Addressing the hype around deep learning


The author of the article Does AI Truly Learn And Why We Need to Stop Overhyping Deep Learning argues that deep learning (DL) is overhyped because DL systems don’t actually think.

For instance, he says this about the way researchers describe their systems:

In contrast, data scientists all too often treat their algorithmic creations as if they were alive, proclaiming that their algorithm “learned” a new task, rather than merely induced a set of statistical patterns from a hand-picked set of training data under the direct supervision of a human programmer who chose which algorithms, parameters and workflows to use to build it.

I certainly see the intent behind this. It’s a way to caution against the attribution of human-like qualities to a series of differential equations and engineering optimizations. This sentence most clearly illustrates his intent:

Why does this matter? It matters because as we increasingly deploy AI systems into mission critical applications directly affecting human life, from driverless cars to medicine, we must understand their very real limitations and brittleness in order to properly understand their risks.

Yes, it’s true. The idea that these systems, as they are deployed in more and more places and affect the lives of millions, need to be scrutinized and double-checked for fairness, accountability, and transparency. Some good research is being done in this space every day. This research area greatly interests me, and I keep up with it as much as I can.

On the other hand, it is also important to consider the language with which we describe the differences between learning machines and sentient humans. To hold up the machines in contrast with humans and declare the machines to be “mundane piles of code,” and by contrast, humans to have some indescribable essence, is fraught territory.

The author of the post seems to be making a similar argument to the Chinese Room.
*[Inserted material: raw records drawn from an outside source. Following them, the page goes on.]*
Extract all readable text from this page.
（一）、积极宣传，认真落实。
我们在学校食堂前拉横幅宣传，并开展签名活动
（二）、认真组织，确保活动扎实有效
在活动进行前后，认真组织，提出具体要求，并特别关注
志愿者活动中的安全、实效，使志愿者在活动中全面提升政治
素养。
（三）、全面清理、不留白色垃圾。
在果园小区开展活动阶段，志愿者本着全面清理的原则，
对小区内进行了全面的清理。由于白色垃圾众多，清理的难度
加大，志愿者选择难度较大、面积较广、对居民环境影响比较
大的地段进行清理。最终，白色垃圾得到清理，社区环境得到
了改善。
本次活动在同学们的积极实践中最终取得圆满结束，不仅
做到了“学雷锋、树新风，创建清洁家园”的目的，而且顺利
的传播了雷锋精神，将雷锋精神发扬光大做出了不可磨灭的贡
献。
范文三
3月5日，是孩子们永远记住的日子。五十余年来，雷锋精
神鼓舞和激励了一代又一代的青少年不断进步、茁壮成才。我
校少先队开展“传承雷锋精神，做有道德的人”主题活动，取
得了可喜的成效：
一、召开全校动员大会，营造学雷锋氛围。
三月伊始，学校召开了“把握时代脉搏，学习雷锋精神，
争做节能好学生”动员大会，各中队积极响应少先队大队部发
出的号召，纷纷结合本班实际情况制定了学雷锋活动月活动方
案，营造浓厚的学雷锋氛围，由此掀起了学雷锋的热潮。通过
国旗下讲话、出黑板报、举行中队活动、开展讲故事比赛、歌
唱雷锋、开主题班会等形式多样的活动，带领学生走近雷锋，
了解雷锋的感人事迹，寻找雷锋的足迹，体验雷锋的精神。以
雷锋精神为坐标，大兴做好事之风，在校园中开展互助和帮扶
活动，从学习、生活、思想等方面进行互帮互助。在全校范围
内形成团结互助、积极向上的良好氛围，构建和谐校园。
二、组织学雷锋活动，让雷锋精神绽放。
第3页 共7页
The Chinese Room is a thought experiment by philosopher John Searle in which a person is, sadistically, locked in a room with a big book. The book contains Mandarin grammar rules, but no vocabulary or translations to English. One day, someone slides a piece of paper covered in Mandarin writing under the locked door. The prisoner uses the book of grammar rules writes a reply, even though they don’t have a clue what they’re writing. They slide it out through the bottom of the door. Searle argues that no new understanding has been created inside this room, but the room has spit out a cogent reply. By analogy, this is what a machine does when it outputs something that humans interpret to have meaning. He argues that the machine doesn’t really understand what it’s doing like a human would.
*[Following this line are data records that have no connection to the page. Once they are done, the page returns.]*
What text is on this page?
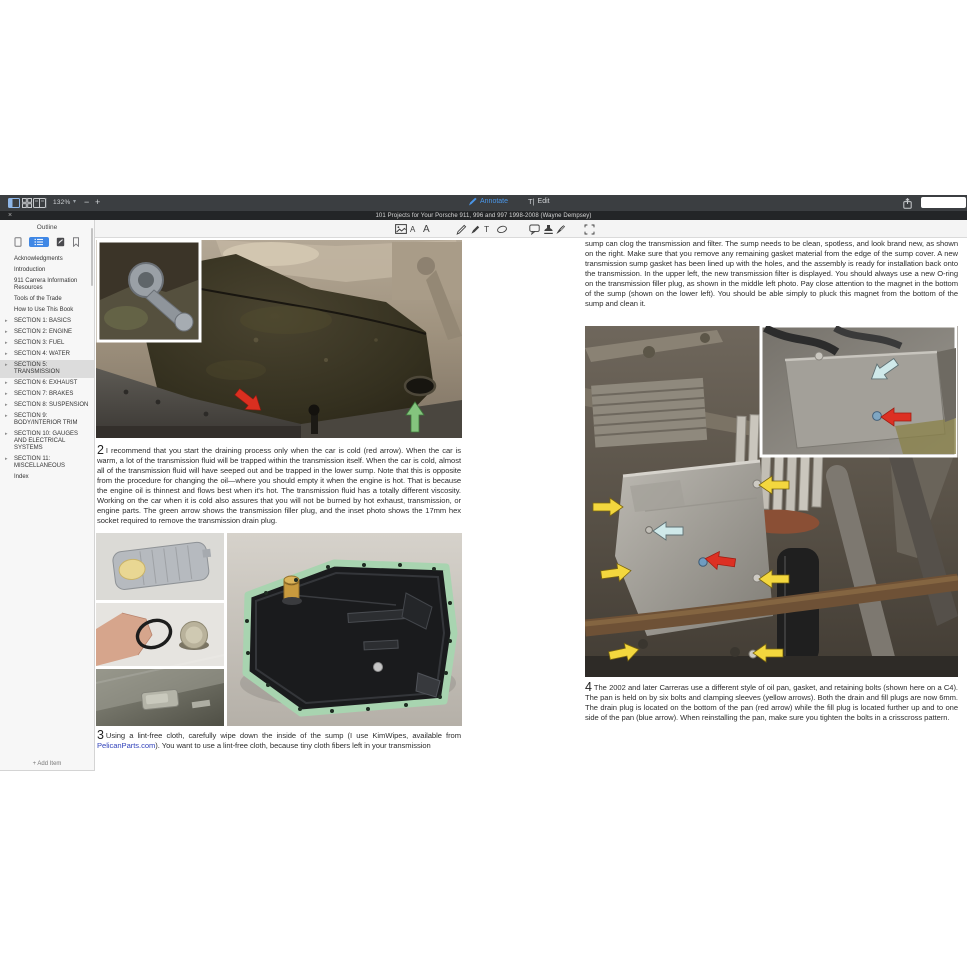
132% ▾ − +	Annotate	T| Edit
×	101 Projects for Your Porsche 911, 996 and 997 1998-2008 (Wayne Dempsey)
Outline
Acknowledgments
Introduction
911 Carrera Information Resources
Tools of the Trade
How to Use This Book
▸ SECTION 1: BASICS
▸ SECTION 2: ENGINE
▸ SECTION 3: FUEL
▸ SECTION 4: WATER
▸ SECTION 5: TRANSMISSION
▸ SECTION 6: EXHAUST
▸ SECTION 7: BRAKES
▸ SECTION 8: SUSPENSION
▸ SECTION 9: BODY/INTERIOR TRIM
▸ SECTION 10: GAUGES AND ELECTRICAL SYSTEMS
▸ SECTION 11: MISCELLANEOUS
Index
+ Add Item
A A	T
2 I recommend that you start the draining process only when the car is cold (red arrow). When the car is warm, a lot of the transmission fluid will be trapped within the transmission itself. When the car is cold, almost all of the transmission fluid will have seeped out and be trapped in the lower sump. Note that this is opposite from the procedure for changing the oil—where you should empty it when the engine is hot. That is because the engine oil is thinnest and flows best when it's hot. The transmission fluid has a totally different viscosity. Working on the car when it is cold also assures that you will not be burned by hot exhaust, transmission, or engine parts. The green arrow shows the transmission filler plug, and the inset photo shows the 17mm hex socket required to remove the transmission drain plug.
3 Using a lint-free cloth, carefully wipe down the inside of the sump (I use KimWipes, available from PelicanParts.com). You want to use a lint-free cloth, because tiny cloth fibers left in your transmission
sump can clog the transmission and filter. The sump needs to be clean, spotless, and look brand new, as shown on the right. Make sure that you remove any remaining gasket material from the edge of the sump cover. A new transmission sump gasket has been lined up with the holes, and the assembly is ready for installation back onto the transmission. In the upper left, the new transmission filter is displayed. You should always use a new O-ring on the transmission filler plug, as shown in the middle left photo. Pay close attention to the magnet in the bottom of the sump (shown on the lower left). You should be able simply to pluck this magnet from the bottom of the sump and clean it.
4 The 2002 and later Carreras use a different style of oil pan, gasket, and retaining bolts (shown here on a C4). The pan is held on by six bolts and clamping sleeves (yellow arrows). Both the drain and fill plugs are now 6mm. The drain plug is located on the bottom of the pan (red arrow) while the fill plug is located further up and to one side of the pan (blue arrow). When reinstalling the pan, make sure you tighten the bolts in a crisscross pattern.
This argument has generated a ton of replies from other philosophers: Replies to The Chinese Room Argument (Stanford Encyclopedia of Philosophy)

I take a number of issues with the Chinese Room argument:

  1. This thought experiment was conceived in the 80s, and artificial intelligence has come a long way since then. The thrust of Searle’s argument was aimed against symbol manipulation. Symbol manipulation and purely syntactic methods, especially in natural language processing, is at best a lost art and at worst a research dead end.
  2. The Chinese Room argument is underpinned with a bit of dishonesty that rubs me the wrong way. I feel that it starts with a conclusion and uses an illustrative analogy to make a point without citing anything else. Though it’s a compelling story about a prisoner with a rulebook, it’s not robust scientific thinking.
  3. The argument fails to adequately define the following terms: mind, understanding, and meaning. Because of this, it’s easy for Searle to move the goalposts of the argument such that any reply could be dismissed with, “But that’s not real understanding,” or “But I’m talking about real meaning.” The lack of definitions are a crutch to avoid really considering counterarguments.
  4. The argument posits that there’s something special about the substrate of organic brains that set them apart from other materials like rooms, rulebooks, and slips of paper. It’s an organocentric (yeah, I just coined it) view that I don’t believe will stand up to scrutiny the further we move into the future.

Overall, the author of the Forbes post has the right intent. It’s important to remember that machine learning systems do not have morals or intent, and are tools we use to make existing systems more efficient. However, it’s also important not to mischaracterize what they are in comparison with human minds. They might be a key pathway to understanding what understanding is.